Le livre commence par la première séquence des AFFRANCHIS, la nuit sur la route derrière une voiture, dedans 3 hommes. Martin Scorsese, Joe Reidy son premier assistant, et Michael Ballhaus son directeur de la photo. Ils descendent de voiture et on les suit dans un plan séquence jusqu’à ce qu’on apporte le siège de Martin et qu’il s’assoit en disant face caméra « Aussi loin que je me souvienne, j’ai toujours voulu devenir un réalisateur. » Et là, tous les fans hardcore de Scorsese vont entendre dans leur tête les premières mesures de « Rags to Ritches ». Alors mon film/BD commence.

On voit un projecteur qui passe des images en Noir et Blanc (début de MEAN STREETS) et on voit un gosse qui flotte dans le ciel, attaché par une corde à un pâté de maison de Little Italy (là c’est 8 1/2 de Fellini et l’asthme de Martin). Et nous ne sommes qu’en pages 15 de ce bouquin de 384 pages. Martin nous raconte l’histoire des grands-parents et plus tard la sienne.

Le livre finit par les derniers dialogues de CASINO, sauf qu’ici c’est pas les casinos mafieux qui sont morts, tués par Disney (déjà), c’est le vrai cinéma.

Dernier plan, la séquence qui a inspiré Martin pour le dernier plan des AFFRANCHIS, THE GREAT TRAIN ROBBERY (1903) par E.S. Porter.

Si dans un livre sur Scorsese on dit que le petit Marty était triste ou fasciné par les mafieux, je peux montrer ce regard humide ou émerveillé par ces belles voitures aux ailerons de requins. Derrière lui, je peux montrer son père qui désapprouve cela au plus haut point.

Je peux en BD offrir un couche supplémentaire de lecture, c’est pour cela que j’ai voulu des livres sur le cinéma.

Mes livres sont complémentaires des livres de cinéma, c’est une évolution à mi-chemin entre le livre et le film.

RD : En quoi te sens-tu proche de lui ?

AA : J’ai grandi dans un cité en banlieue parisienne, dans un appart sans livre, élevé par une mère Italienne qui utilisait ses pizzas comme John Wick utilise ses pièces d’or, et un père silencieux mais à la grande force morale. Si ça vous rappelle quelque chose, c’est normal, le film de mon enfance aurait pu s’appeler « ITALIANALGERIAN »…

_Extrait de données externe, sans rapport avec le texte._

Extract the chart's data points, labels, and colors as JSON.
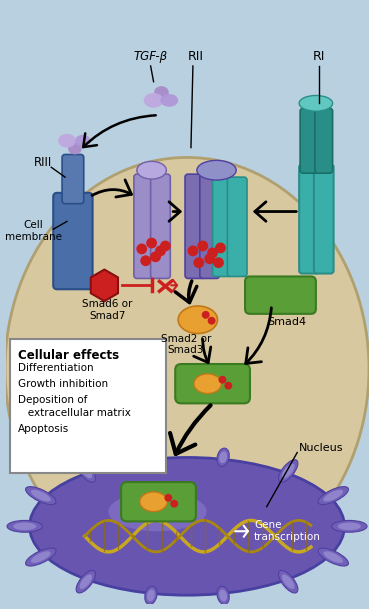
{
  "bg_color": "#b8d0e0",
  "cell_bg": "#d8c8a0",
  "nucleus_color": "#6855b0",
  "labels": {
    "tgf": "TGF-β",
    "rII": "RII",
    "rI": "RI",
    "rIII": "RIII",
    "cell_membrane": "Cell\nmembrane",
    "smad6_7": "Smad6 or\nSmad7",
    "smad2_3": "Smad2 or\nSmad3",
    "smad4": "Smad4",
    "nucleus": "Nucleus",
    "gene_transcription": "Gene\ntranscription"
  },
  "box_title": "Cellular effects",
  "box_items": [
    "Differentiation",
    "Growth inhibition",
    "Deposition of\n   extracellular matrix",
    "Apoptosis"
  ],
  "colors": {
    "rIII_blue": "#4a6fa8",
    "rII_purple": "#9b8dc8",
    "rII_purple2": "#7a6db0",
    "rI_teal": "#3aaea8",
    "rI_teal2": "#2a8e88",
    "smad_orange": "#e8a030",
    "smad4_green": "#5a9e38",
    "red_dot": "#cc2020",
    "inhibitor_red": "#cc2020",
    "dna_yellow": "#c8a820",
    "dna_gold": "#a88810"
  }
}
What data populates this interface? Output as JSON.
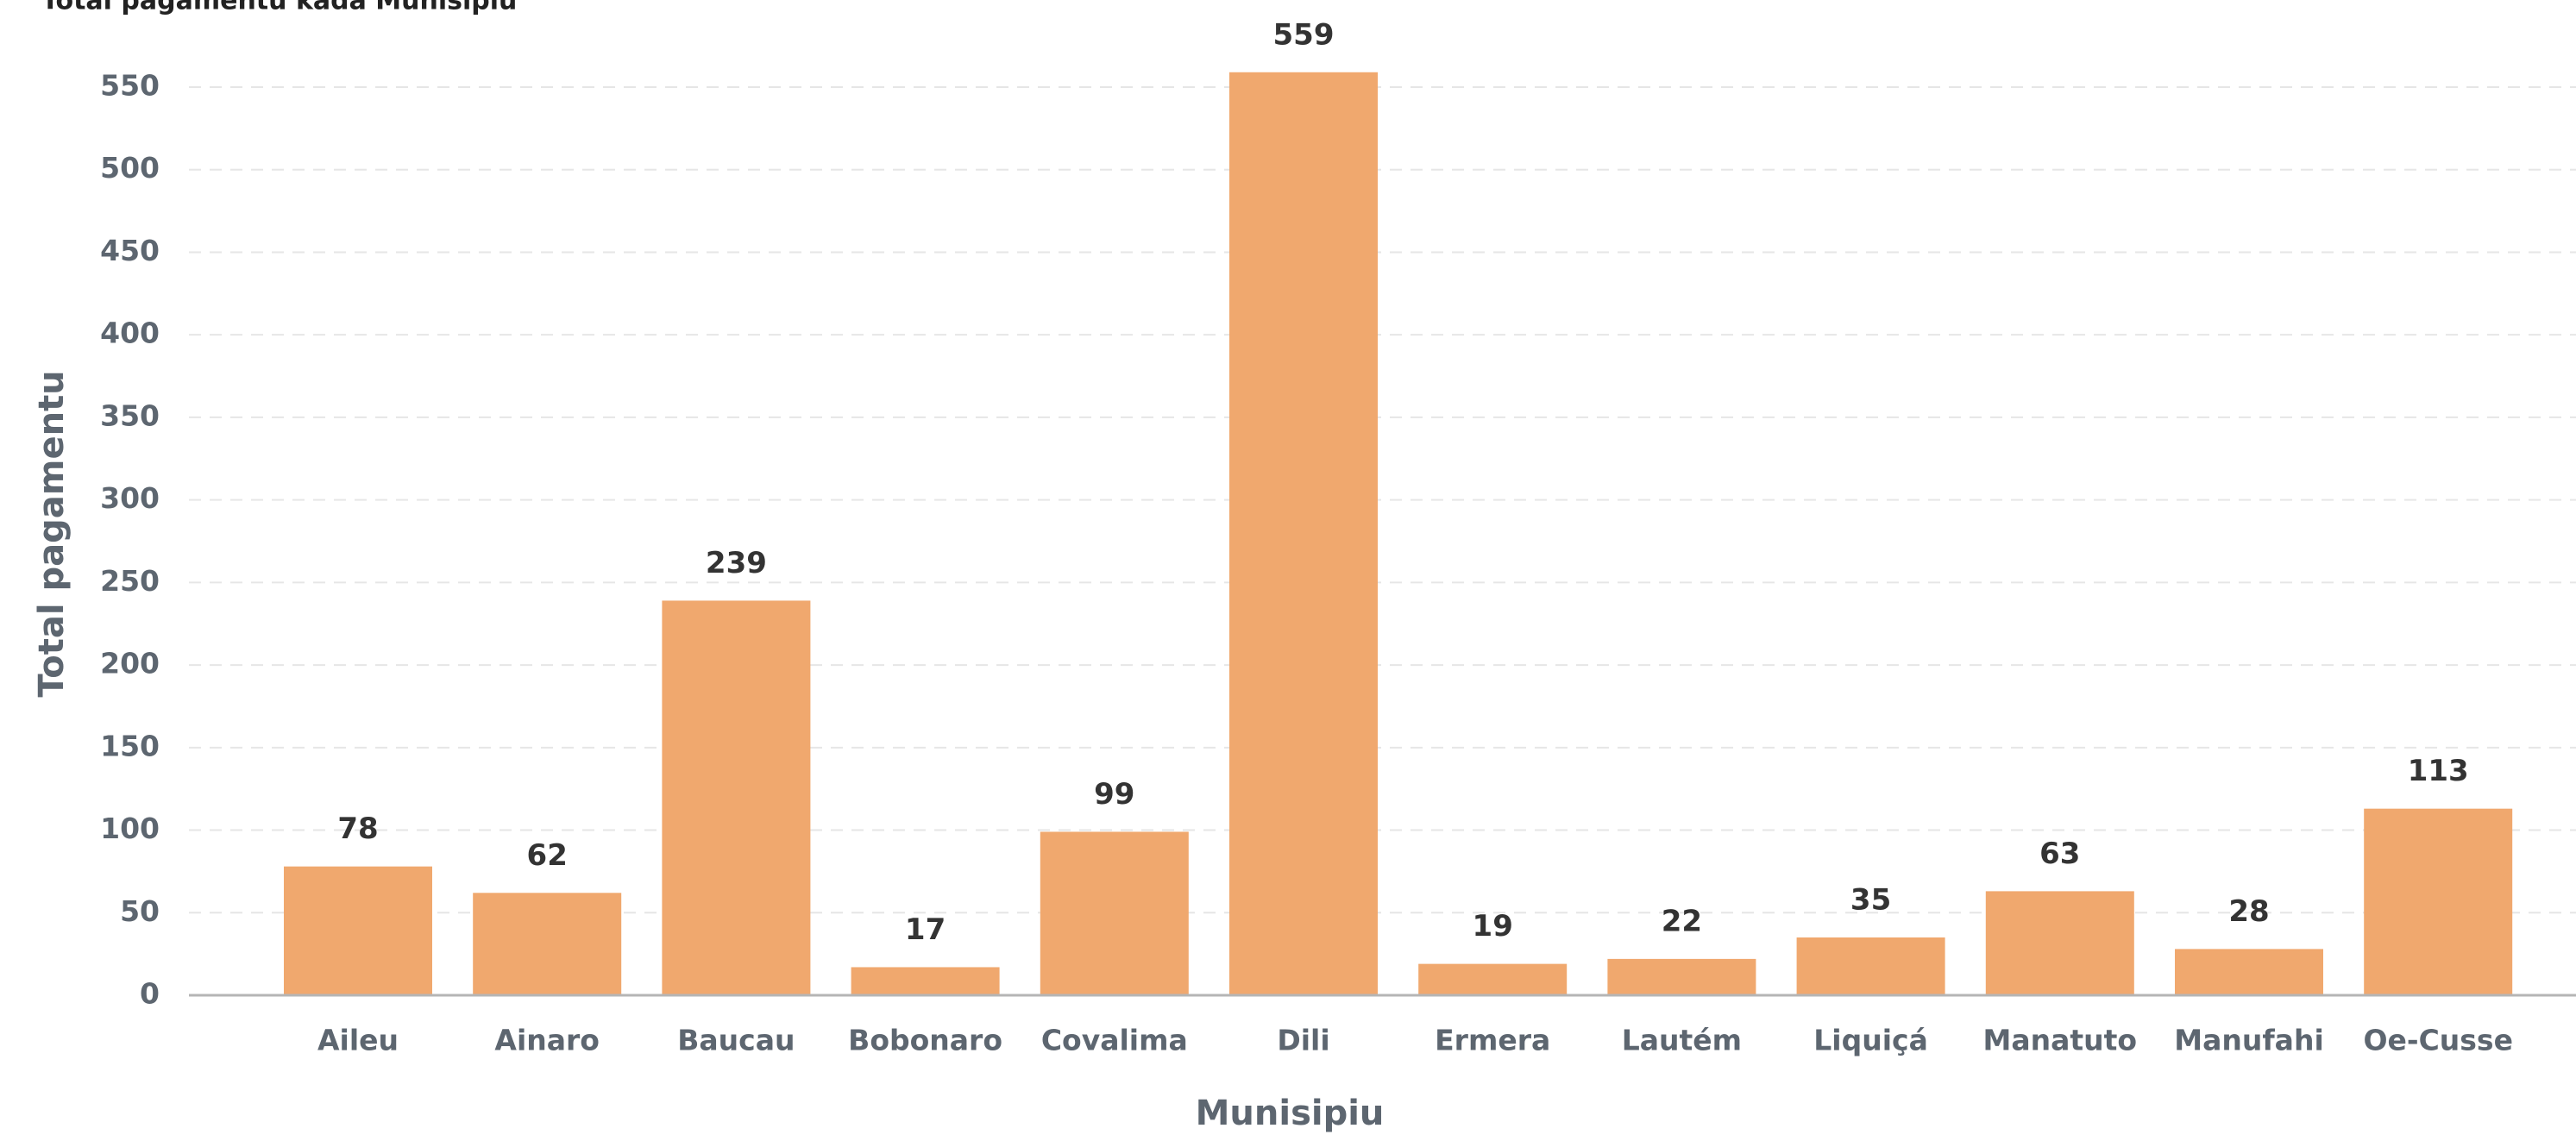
{
  "chart_data": {
    "type": "bar",
    "title": "Total pagamentu kada Munisipiu",
    "x_label": "Munisipiu",
    "y_label": "Total pagamentu",
    "categories": [
      "Aileu",
      "Ainaro",
      "Baucau",
      "Bobonaro",
      "Covalima",
      "Dili",
      "Ermera",
      "Lautém",
      "Liquiçá",
      "Manatuto",
      "Manufahi",
      "Oe-Cusse"
    ],
    "values": [
      78,
      62,
      239,
      17,
      99,
      559,
      19,
      22,
      35,
      63,
      28,
      113
    ],
    "color": "#f0a86e",
    "ylim": [
      0,
      580
    ],
    "yticks": [
      0,
      50,
      100,
      150,
      200,
      250,
      300,
      350,
      400,
      450,
      500,
      550
    ],
    "grid": true
  }
}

Comment devenir un artiste quand tu ne connais personne, tu ne sais pas où aller ni même comment faire ? Comme lui. Du coup, tu absorbes le maximum d’infos, de connaissances et tu fais les trucs dans ta chambre, en espérant pouvoir y arriver un jour, sauf que tu ne sais pas où, quand, comment.

Juste pourquoi. Comme lui.

Donc imaginer l’enfance et les débuts de Scorsese ne fut pas trop difficile pour moi, j’ai fait mes devoirs donc je connaissais les moments clés et aussi comment les relier entre eux. Martin a commencé par dessiner tous ses films, après il a eu accès aux moyens de productions. Ce ne fut jamais mon cas et je suis donc resté coincé à dessiner mes films. Et c’est exactement comme ça que je le vois.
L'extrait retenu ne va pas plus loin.